Reiserfs uses a btree (IIRC) structure to organize the directory (and
data?), so it's a lot faster to find a particular file in a directory
with many files in it --- O(log(n)), vs O(n).  It also has a way of
compacting some of the data.  A very small file can be put on the same
block as the inode, saving a seek and read.  (or was that XFS?)  It also
can combine file 'tails' on single blocks.  The last part of a file,
that does not fill an entire block, can be placed on a block shared by
the tail of another file.  This saves disk space and can cut down on
reads from the hard drive in the case where both files are needed at
once --- eg. compilation.

XFS is also very good.  It has many of the advantages of Reiserfs, and
may be more stable.  It works well for a server, but use an
interruptible power supply.  I found it does not like to be 'switched
off' without an orderly shutdown.  (ext3 has data journalling as well as
meta-data journalling.  XFS has only meta-data journalling, afaik.)  You
cannot 'xfs_repair' it while it's mounted, so that must be done from
rescue media or an extended initrd.  XFS is very reliable and fast.

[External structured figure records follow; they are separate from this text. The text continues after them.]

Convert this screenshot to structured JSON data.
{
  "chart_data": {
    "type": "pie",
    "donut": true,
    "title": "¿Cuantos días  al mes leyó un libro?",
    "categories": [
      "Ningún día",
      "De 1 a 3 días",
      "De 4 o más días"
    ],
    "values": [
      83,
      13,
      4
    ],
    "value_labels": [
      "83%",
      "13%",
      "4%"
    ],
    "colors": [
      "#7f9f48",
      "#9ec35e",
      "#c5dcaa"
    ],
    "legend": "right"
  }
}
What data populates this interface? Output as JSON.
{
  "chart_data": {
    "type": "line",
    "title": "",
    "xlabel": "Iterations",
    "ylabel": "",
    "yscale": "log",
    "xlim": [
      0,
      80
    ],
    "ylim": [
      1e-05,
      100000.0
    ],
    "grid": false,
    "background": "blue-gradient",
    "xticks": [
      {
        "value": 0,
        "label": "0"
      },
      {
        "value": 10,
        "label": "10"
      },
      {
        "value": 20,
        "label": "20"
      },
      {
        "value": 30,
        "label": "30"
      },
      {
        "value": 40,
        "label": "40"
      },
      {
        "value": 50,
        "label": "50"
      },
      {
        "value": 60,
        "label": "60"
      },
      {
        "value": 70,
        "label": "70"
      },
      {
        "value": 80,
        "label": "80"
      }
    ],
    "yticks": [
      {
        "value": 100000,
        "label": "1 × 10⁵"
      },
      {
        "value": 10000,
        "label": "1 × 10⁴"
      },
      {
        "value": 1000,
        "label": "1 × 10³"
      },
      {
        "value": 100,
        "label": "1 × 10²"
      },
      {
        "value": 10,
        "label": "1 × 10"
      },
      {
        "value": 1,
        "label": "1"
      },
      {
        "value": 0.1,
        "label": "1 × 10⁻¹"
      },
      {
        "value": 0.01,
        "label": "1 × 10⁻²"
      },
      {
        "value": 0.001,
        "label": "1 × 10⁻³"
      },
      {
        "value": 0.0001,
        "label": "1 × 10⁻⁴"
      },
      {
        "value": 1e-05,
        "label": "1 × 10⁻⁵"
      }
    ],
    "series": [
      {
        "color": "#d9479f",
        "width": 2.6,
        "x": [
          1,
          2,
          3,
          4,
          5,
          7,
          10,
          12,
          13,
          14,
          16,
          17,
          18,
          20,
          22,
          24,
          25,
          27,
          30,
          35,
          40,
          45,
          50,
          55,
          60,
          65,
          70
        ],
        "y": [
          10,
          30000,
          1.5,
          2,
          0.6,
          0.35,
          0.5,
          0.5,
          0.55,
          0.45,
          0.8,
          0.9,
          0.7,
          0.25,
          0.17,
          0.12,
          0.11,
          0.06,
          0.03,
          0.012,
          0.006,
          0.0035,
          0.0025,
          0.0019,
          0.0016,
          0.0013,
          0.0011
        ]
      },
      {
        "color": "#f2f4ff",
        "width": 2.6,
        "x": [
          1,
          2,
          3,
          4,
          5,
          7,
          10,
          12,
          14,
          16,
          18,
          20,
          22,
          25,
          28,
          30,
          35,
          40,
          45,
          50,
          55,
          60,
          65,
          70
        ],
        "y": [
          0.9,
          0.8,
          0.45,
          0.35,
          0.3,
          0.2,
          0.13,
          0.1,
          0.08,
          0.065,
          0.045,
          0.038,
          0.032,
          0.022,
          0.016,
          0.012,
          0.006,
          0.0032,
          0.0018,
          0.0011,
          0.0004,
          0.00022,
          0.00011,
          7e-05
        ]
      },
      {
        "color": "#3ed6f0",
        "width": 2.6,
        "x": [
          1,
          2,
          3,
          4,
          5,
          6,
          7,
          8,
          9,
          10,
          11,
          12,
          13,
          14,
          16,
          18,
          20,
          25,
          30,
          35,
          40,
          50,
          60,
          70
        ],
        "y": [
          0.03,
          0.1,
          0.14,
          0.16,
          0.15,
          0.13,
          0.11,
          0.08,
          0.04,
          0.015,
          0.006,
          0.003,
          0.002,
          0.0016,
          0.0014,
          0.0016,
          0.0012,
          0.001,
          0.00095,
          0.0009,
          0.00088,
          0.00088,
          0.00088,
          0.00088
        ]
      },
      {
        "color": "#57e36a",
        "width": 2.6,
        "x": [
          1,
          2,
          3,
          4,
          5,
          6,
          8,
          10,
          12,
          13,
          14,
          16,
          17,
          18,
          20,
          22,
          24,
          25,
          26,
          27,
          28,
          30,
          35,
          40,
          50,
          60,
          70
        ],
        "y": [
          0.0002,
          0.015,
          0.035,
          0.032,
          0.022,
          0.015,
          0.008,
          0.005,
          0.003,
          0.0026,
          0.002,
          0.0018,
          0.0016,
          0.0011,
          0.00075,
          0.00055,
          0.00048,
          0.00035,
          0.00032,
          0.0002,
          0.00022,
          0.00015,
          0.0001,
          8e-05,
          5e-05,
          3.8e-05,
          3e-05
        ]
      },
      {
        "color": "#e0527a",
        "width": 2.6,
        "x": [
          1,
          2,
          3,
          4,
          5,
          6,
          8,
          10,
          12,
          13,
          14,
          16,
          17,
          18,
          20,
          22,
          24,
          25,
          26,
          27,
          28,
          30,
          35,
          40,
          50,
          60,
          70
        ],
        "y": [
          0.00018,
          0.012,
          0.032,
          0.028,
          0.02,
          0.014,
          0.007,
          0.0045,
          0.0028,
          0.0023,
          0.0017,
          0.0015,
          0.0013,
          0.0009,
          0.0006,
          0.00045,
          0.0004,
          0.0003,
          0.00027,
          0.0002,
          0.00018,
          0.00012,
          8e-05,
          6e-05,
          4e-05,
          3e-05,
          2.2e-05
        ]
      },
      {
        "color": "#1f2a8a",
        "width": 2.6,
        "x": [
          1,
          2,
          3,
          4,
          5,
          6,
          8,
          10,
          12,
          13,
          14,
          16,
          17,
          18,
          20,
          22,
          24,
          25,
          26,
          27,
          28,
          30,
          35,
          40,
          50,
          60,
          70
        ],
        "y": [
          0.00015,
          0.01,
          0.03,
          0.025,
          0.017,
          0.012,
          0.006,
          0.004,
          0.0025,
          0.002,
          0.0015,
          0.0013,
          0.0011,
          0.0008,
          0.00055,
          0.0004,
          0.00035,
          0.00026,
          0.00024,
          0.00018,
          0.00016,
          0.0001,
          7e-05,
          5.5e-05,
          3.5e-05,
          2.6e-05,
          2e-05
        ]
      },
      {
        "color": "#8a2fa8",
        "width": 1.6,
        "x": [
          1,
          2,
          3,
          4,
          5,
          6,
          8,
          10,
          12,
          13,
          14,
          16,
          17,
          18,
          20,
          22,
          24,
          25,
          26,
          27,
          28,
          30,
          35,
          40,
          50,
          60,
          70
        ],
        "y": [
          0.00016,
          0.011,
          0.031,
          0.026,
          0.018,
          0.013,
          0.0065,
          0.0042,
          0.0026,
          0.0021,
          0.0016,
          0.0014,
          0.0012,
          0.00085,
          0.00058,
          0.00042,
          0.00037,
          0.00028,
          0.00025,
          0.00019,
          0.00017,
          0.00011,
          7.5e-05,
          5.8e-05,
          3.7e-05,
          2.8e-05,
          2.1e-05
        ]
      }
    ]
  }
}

This is all from memory, learned by reading "Linux File Systems", by
Moshe Bar (author of "Linux Internals"), Osbourne / McGraw Hill, 2001,
ISBN 0-07-212955-7.  I do not claim to be an expert, and you should take
my statements above as potentially incorrect (or more like "not quite
exactly correct?" ;-)

> Its too late for me to reformat (probably not worth it anyway), but it 
> would be nice to know for future Ubuntu setups.

Don't do it without a full backup... there's a tool called 'convertfs'
that can change a file system from one type to another in place.  I've
successfully used it a number of times, but at least once it failed and
I needed the backup.  I don't think you can convert / (or any mounted
file system ?) without booting from rescue media.